This lesson presented some amazing examples of how students have used the power of connections to make a real difference in the world. I have been a fan of Sylvia’s Mini Maker Show since last year when I had my kindergarten students make squishy circuits. We used this episode to help introduce and understand the activity:
Having a young person explain a concept to another young person is a really effective way for kids to learn. My students were really captivated by the level at which Sylvia explained the circuits they would be making. They were also inspired to try more complicated and difficult challenges because someone who was only a few years old was showing them how. Inspiration is a huge byproduct of global connections.
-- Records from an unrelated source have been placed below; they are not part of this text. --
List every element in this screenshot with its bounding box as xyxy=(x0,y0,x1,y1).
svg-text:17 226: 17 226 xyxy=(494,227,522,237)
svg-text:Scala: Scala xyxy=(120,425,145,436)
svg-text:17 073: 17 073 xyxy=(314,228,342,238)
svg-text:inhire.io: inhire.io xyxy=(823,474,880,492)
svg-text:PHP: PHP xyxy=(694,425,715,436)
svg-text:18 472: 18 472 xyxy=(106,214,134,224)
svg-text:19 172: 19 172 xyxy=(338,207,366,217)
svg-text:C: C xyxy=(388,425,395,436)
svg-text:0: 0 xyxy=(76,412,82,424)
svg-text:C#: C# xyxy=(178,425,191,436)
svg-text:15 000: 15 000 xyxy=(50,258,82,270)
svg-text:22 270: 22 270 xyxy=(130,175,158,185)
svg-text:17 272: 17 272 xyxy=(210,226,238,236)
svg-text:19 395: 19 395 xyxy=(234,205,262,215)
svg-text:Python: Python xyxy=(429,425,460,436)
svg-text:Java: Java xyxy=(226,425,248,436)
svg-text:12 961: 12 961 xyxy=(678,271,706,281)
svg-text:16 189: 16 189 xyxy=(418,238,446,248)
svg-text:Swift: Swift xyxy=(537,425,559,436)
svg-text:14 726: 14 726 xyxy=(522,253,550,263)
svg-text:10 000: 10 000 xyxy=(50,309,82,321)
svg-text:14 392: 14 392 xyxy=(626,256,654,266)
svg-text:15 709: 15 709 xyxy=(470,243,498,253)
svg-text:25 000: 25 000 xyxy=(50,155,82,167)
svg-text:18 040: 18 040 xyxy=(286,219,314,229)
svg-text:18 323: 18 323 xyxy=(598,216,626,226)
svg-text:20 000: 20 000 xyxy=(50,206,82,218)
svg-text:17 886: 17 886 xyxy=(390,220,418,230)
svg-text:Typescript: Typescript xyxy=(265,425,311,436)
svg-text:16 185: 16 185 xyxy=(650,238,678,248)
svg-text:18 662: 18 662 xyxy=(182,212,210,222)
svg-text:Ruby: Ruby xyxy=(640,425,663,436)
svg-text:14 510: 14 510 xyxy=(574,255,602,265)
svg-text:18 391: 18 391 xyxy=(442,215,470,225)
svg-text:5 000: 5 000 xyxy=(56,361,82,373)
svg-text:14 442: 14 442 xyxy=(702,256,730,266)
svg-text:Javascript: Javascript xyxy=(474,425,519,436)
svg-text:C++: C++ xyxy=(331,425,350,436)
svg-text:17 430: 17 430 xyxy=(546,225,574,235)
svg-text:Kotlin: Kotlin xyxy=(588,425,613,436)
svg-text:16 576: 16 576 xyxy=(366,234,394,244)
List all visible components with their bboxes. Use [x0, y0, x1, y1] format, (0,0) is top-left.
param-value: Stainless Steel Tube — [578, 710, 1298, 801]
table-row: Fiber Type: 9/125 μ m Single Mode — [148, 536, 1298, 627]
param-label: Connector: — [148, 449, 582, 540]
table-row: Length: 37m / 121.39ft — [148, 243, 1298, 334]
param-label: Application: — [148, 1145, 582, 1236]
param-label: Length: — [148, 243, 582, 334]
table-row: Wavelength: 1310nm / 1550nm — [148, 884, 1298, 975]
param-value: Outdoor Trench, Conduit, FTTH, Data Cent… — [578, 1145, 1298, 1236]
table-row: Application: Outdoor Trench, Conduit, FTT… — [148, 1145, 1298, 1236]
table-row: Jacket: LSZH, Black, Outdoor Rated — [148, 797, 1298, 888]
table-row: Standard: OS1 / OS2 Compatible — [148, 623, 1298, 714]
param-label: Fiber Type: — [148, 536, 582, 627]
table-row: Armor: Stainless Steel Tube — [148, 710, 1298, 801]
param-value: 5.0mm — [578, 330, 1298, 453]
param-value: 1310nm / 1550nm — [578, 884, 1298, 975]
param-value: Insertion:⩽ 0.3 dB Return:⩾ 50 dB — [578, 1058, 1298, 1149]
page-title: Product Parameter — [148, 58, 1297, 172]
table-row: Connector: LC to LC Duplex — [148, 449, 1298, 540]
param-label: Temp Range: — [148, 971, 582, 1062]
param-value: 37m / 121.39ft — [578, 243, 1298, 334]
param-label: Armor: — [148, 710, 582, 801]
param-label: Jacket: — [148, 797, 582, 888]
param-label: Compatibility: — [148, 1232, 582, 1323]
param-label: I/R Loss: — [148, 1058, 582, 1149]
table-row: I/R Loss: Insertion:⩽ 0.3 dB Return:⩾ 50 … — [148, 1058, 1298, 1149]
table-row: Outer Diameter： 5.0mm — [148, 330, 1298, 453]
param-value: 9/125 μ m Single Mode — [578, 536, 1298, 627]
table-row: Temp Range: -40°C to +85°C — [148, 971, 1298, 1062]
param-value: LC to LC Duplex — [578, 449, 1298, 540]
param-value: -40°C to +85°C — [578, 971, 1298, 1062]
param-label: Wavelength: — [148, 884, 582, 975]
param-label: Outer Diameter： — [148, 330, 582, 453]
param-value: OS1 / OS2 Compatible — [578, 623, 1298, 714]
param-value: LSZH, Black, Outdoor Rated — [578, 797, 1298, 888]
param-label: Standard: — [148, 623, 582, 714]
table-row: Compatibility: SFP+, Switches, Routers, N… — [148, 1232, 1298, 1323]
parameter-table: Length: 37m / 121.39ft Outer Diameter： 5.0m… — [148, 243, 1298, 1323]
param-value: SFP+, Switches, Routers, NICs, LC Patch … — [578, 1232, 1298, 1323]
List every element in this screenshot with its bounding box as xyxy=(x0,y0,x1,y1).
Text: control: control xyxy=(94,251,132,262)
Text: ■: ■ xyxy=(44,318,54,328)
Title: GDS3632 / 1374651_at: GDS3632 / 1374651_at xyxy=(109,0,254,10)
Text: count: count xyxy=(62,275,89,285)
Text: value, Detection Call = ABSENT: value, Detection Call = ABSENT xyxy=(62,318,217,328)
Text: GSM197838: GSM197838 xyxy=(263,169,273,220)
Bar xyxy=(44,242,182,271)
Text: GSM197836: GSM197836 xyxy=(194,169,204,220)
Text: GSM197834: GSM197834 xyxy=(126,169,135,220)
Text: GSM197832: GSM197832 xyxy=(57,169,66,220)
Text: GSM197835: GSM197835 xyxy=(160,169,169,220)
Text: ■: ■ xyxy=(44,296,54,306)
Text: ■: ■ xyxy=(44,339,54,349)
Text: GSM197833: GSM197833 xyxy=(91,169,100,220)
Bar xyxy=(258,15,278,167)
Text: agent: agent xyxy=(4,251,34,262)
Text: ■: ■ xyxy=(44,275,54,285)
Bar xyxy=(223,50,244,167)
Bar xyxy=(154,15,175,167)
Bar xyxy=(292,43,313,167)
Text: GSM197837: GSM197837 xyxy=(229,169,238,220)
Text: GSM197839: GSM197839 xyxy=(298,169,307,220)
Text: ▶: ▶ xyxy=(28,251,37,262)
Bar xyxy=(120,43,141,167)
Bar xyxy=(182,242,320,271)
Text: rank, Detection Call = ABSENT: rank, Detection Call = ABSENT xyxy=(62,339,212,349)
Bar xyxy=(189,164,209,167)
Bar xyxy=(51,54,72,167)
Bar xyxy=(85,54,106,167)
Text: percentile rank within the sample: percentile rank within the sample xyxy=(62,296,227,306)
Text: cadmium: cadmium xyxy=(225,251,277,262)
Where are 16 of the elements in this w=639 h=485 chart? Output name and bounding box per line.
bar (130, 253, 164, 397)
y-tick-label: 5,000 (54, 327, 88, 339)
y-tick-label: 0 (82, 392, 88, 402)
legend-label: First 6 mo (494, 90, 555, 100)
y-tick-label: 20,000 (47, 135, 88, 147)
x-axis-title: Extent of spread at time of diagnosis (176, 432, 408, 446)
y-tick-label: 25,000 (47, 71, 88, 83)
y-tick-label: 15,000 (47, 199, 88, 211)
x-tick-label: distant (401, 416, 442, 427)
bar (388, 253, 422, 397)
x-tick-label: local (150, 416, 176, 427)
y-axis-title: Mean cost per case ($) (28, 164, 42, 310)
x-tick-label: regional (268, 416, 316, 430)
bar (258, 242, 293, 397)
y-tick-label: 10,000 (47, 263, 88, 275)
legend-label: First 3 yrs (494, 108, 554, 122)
Global connections allow kids to expand their horizons. It gives them access to ideas and experts from all corners of the planet. It also allows them to share that information with other kids in a way that is likely more entertaining and of greater interest to people their own age. Last year my son’s class was studying weather. His teacher encouraged him to look beyond the resources of the school to find out about weather. He suggested interviewing an expert on the subject so he contacted a family friend that does volunteer weather research for Environment Canada. He conducted a Skype Interview and we made a youTube video for the project.
Our school is having a Tutorial Challenge for our Grade 5 students led by our Tech Integrationist and fellow COETAIL Cohort member Sean Walmsley. They have a variety of apps to choose from to create a tutorial that teaches a math concept. The project aims to have students thinking about Math concepts at a higher level. Using youTube in this way not only allows students to go beyond Blooms early stages of remembering, understanding and applying to the higher levels – creating, analyzing and evaluating. It also allows them to create resources that can be used on a global scale. Just like Sylvia made an impact on my class others can reap the benefits of the understanding and learning that has taken place at our school. This is a great way to introduce our students to the power of their ideas on a global level. What they created can be shared and view by students across the planet to help them learn the concept as well.
In my quest to find more examples of great things kids were doing on a global scale I came across Google Science Fair. This is the introduction video from the website:
How is this better than the local science fair hosted in school gyms around the planet? Google Science Fair is global. Google Science Fair brings the best ideas together in a demonstration of how amazing our young people really are and raises the level of how great they can be. The prizes are incredible. The first place winner gets a $50000 scholarship and the other prizes are too lengthy to list. Just as Martha Payne caught the attention of Jamie Oliver by documenting her school lunches, winners of Google Science Fair are sure to catch the attention of the movers and shakers of the science and technology world. Notoriety and money are not the only good reasons to be involved in this competition. Viewing past winners shows students who are actively seeking out solutions to real world problems that will affect their generation and generations to follow. One such example is Haley Todesco, a Calgary, Alberta teen that entered with a project aimed at cleaning up the toxic output of extraction of oil from the Alberta oilsands.
Or this group that was searching for ways to use natural bacteria to combat world hunger.
These are just two examples of how global connections can empower young people to make an incredible positive impact on our world. As teachers we need to always look for as many ways as possible to give our kids the chance to be exposed to the ideas and the means by which they can share their ideas on a global scale.